Ayer concluyó el III Encuentro Mundial de Movimientos Populares en Roma. Durante 5 días, delegados de 65 países han debatido sobre los retos del presente para los movimientos populares y la humanidad. De esta forma se daba continuidad al trabajo ya comenzado en el año 2015 en Bolivia.

Organizados en torno a tres comisiones de trabajo, Pueblo y Democracia, Territorio y Naturaleza y Refugiados y Desplazados del mundo, los asistentes intentaron articular una agenda de trabajo que dé contenido a los ejes que sirven de lema y marco al encuentro: Tierra, Techo y Trabajo. Bajo estos tres grandes temas se trata de responder a las consecuencias nefastas que para la mayor parte de la humanidad tiene nuestro sistema económico y político internacional.

El diputado de Podemos Diego Cañamero asistió al Encuentro donde denunció la criminalización que viven los movimientos populares en nuestro país con ejemplos como la Ley Mordaza, diseñada por el gobierno expresamente para perseguir la movilización social contra sus políticas. El Sindicato Andaluz de Trabajadores, organización a la que pertenece Cañamero, también ha sufrido de primera mano esta persecución por defender la justicia social en Andalucía.

El Papa Francisco fue el encargado de clausurar el Encuentro. En su discurso, recordaba la necesidad de plantear propuestas integrales y estructurales a los problemas del presente:  «Cuando ustedes, desde su arraigo a lo cercano, desde su realidad cotidiana, desde el barrio, desde el paraje, desde la organización del trabajo comunitario, desde las relaciones persona a persona, se atreven a cuestionar las «macrorelaciones», cuando chillan, cuando gritan, cuando pretenden señalarle al poder un planteo más integral, ahí ya no se los tolera tanto porque se están saliendo del corsé, se están metiendo en el terreno de las grandes decisiones que algunos pretenden monopolizar en pequeñas castas. Así la democracia se atrofia, se convierte en un nominalismo, una formalidad, pierde representatividad, se va desencarnando porque deja afuera al pueblo en su lucha cotidiana por la dignidad, en la construcción de su destino.»
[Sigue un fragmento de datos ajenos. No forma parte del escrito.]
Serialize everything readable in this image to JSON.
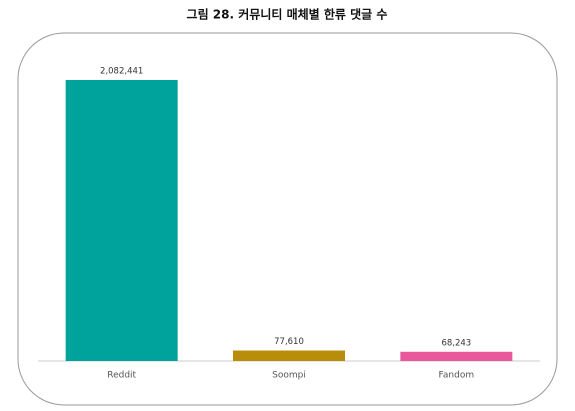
{
  "chart_data": {
    "type": "bar",
    "title": "그림 28. 커뮤니티 매체별 한류 댓글 수",
    "categories": [
      "Reddit",
      "Soompi",
      "Fandom"
    ],
    "values": [
      2082441,
      77610,
      68243
    ],
    "value_labels": [
      "2,082,441",
      "77,610",
      "68,243"
    ],
    "colors": [
      "#00a39b",
      "#b88d0a",
      "#e8589b"
    ],
    "grid": false
  }
}
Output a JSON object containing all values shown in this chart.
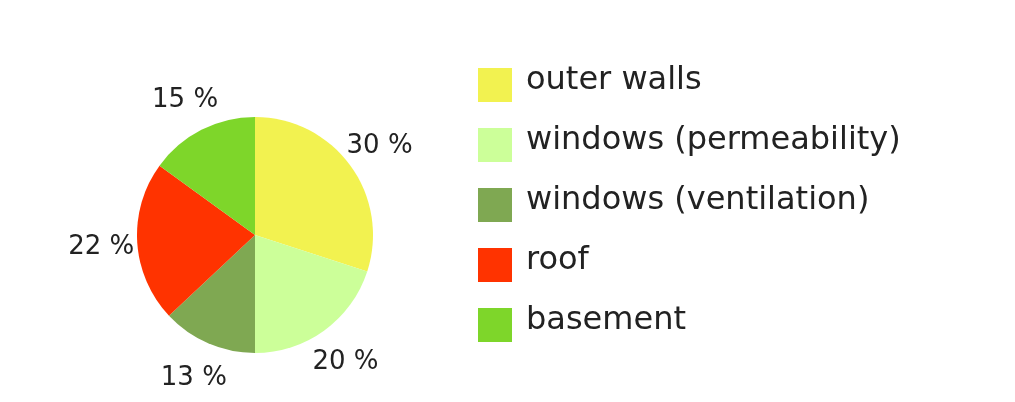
{
  "chart_data": {
    "type": "pie",
    "categories": [
      "outer walls",
      "windows (permeability)",
      "windows (ventilation)",
      "roof",
      "basement"
    ],
    "values": [
      30,
      20,
      13,
      22,
      15
    ],
    "colors": [
      "#f2f250",
      "#ccff99",
      "#7fa852",
      "#ff3300",
      "#7ed62a"
    ],
    "value_labels": [
      "30 %",
      "20 %",
      "13 %",
      "22 %",
      "15 %"
    ],
    "legend": "right"
  }
}
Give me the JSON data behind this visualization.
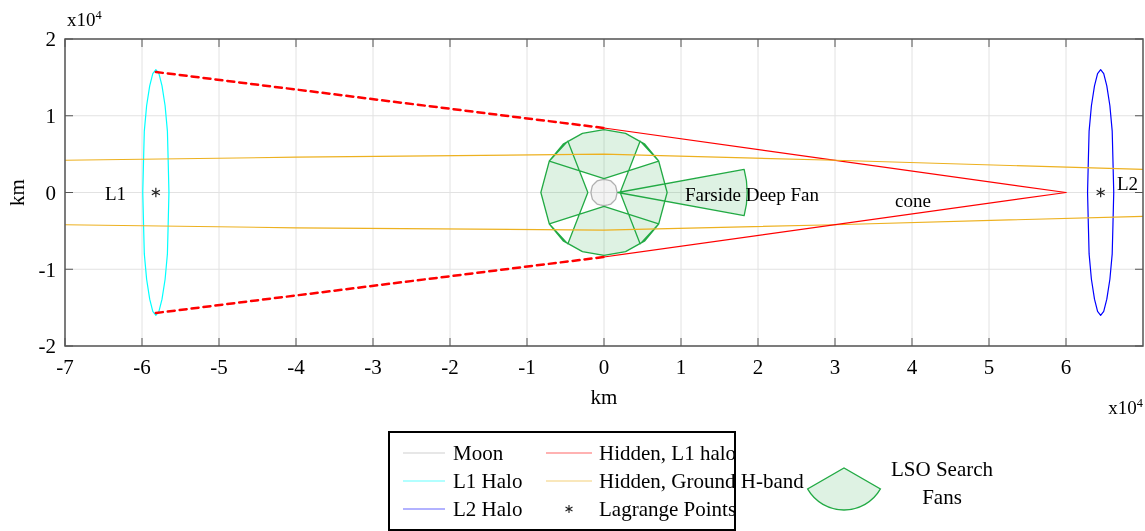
{
  "chart_data": {
    "type": "line",
    "xlabel": "km",
    "ylabel": "km",
    "xlim": [
      -7,
      7
    ],
    "ylim": [
      -2,
      2
    ],
    "xticks": [
      -7,
      -6,
      -5,
      -4,
      -3,
      -2,
      -1,
      0,
      1,
      2,
      3,
      4,
      5,
      6
    ],
    "yticks": [
      -2,
      -1,
      0,
      1,
      2
    ],
    "grid": true,
    "legend": "bottom",
    "series": [
      {
        "name": "Moon",
        "type": "area",
        "color": "#b0b0b0",
        "x": [
          0.17,
          0.16,
          0.15,
          0.12,
          0.09,
          0.05,
          0,
          -0.05,
          -0.09,
          -0.12,
          -0.15,
          -0.16,
          -0.17,
          -0.16,
          -0.15,
          -0.12,
          -0.09,
          -0.05,
          0,
          0.05,
          0.09,
          0.12,
          0.15,
          0.16
        ],
        "values": [
          0,
          0.05,
          0.09,
          0.12,
          0.15,
          0.16,
          0.17,
          0.16,
          0.15,
          0.12,
          0.09,
          0.05,
          0,
          -0.05,
          -0.09,
          -0.12,
          -0.15,
          -0.16,
          -0.17,
          -0.16,
          -0.15,
          -0.12,
          -0.09,
          -0.05
        ]
      },
      {
        "name": "L1 Halo",
        "color": "#00ffff",
        "x": [
          -5.99,
          -5.98,
          -5.97,
          -5.94,
          -5.9,
          -5.86,
          -5.82,
          -5.78,
          -5.74,
          -5.7,
          -5.67,
          -5.66,
          -5.65,
          null,
          -5.99,
          -5.98,
          -5.97,
          -5.94,
          -5.9,
          -5.86,
          -5.82,
          -5.78,
          -5.74,
          -5.7,
          -5.67,
          -5.66,
          -5.65
        ],
        "values": [
          0,
          0.41,
          0.8,
          1.13,
          1.39,
          1.55,
          1.6,
          1.55,
          1.39,
          1.13,
          0.8,
          0.41,
          0,
          null,
          0,
          -0.41,
          -0.8,
          -1.13,
          -1.39,
          -1.55,
          -1.6,
          -1.55,
          -1.39,
          -1.13,
          -0.8,
          -0.41,
          0
        ]
      },
      {
        "name": "L2 Halo",
        "color": "#0000ff",
        "x": [
          6.28,
          6.29,
          6.3,
          6.33,
          6.37,
          6.41,
          6.45,
          6.49,
          6.53,
          6.57,
          6.6,
          6.61,
          6.62,
          null,
          6.28,
          6.29,
          6.3,
          6.33,
          6.37,
          6.41,
          6.45,
          6.49,
          6.53,
          6.57,
          6.6,
          6.61,
          6.62
        ],
        "values": [
          0,
          0.41,
          0.8,
          1.13,
          1.39,
          1.55,
          1.6,
          1.55,
          1.39,
          1.13,
          0.8,
          0.41,
          0,
          null,
          0,
          -0.41,
          -0.8,
          -1.13,
          -1.39,
          -1.55,
          -1.6,
          -1.55,
          -1.39,
          -1.13,
          -0.8,
          -0.41,
          0
        ]
      },
      {
        "name": "Hidden, L1 halo",
        "color": "#ff0000",
        "x": [
          0,
          6
        ],
        "values": [
          0.84,
          0
        ]
      },
      {
        "name": "Hidden, Ground H-band",
        "color": "#edb120",
        "x": [
          -7,
          -4,
          0,
          3,
          7,
          null,
          -7,
          -4,
          0,
          3,
          7
        ],
        "values": [
          0.42,
          0.46,
          0.5,
          0.42,
          0.3,
          null,
          -0.42,
          -0.46,
          -0.49,
          -0.42,
          -0.31
        ]
      },
      {
        "name": "Lagrange Points",
        "type": "scatter",
        "marker": "cross",
        "color": "#222222",
        "x": [
          -5.82,
          6.45
        ],
        "values": [
          0,
          0
        ]
      },
      {
        "name": "LSO Search Fans",
        "type": "area",
        "color": "#22aa44",
        "x": [
          0,
          0.71,
          0.53,
          0.28,
          0,
          -0.28,
          -0.53,
          -0.71,
          null,
          0,
          0.71,
          0.53,
          0.28,
          0,
          -0.28,
          -0.53,
          -0.71,
          null,
          -0.21,
          -0.47,
          -0.71,
          -0.82,
          -0.71,
          -0.47,
          null,
          0.21,
          0.47,
          0.71,
          0.82,
          0.71,
          0.47,
          null,
          0.18,
          1.82,
          1.85,
          1.86,
          1.85,
          1.82
        ],
        "values": [
          0.18,
          0.41,
          0.63,
          0.77,
          0.82,
          0.77,
          0.63,
          0.41,
          null,
          -0.18,
          -0.41,
          -0.63,
          -0.77,
          -0.82,
          -0.77,
          -0.63,
          -0.41,
          null,
          0,
          0.67,
          0.41,
          0,
          -0.41,
          -0.67,
          null,
          0,
          0.67,
          0.41,
          0,
          -0.41,
          -0.67,
          null,
          0,
          0.3,
          0.15,
          0,
          -0.15,
          -0.3
        ]
      },
      {
        "color": "#ff0000",
        "x": [
          0,
          6
        ],
        "values": [
          -0.84,
          0
        ]
      },
      {
        "color": "#ff0000",
        "line_style": "dashed",
        "x": [
          -5.82,
          0
        ],
        "values": [
          1.57,
          0.84
        ]
      },
      {
        "color": "#ff0000",
        "line_style": "dashed",
        "x": [
          -5.82,
          0
        ],
        "values": [
          -1.57,
          -0.84
        ]
      }
    ],
    "annotations": [
      "x10$^{4}$",
      "x10$^{4}$",
      "L1",
      "L2",
      "Farside Deep Fan",
      "cone"
    ]
  }
}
Desde Podemos compartimos plenamente este análisis y creemos que, en un mundo que los privilegiados están conduciendo al abismo de la guerra permanente, es fundamental apostar por la democratización de las estructuras políticas y económicas en todos los niveles. En esta camino estaremos junto a los movimientos populares de todo el planeta que, parafraseando a otro histórico luchador de nuestra tierra, portan un mundo nuevo en sus corazones.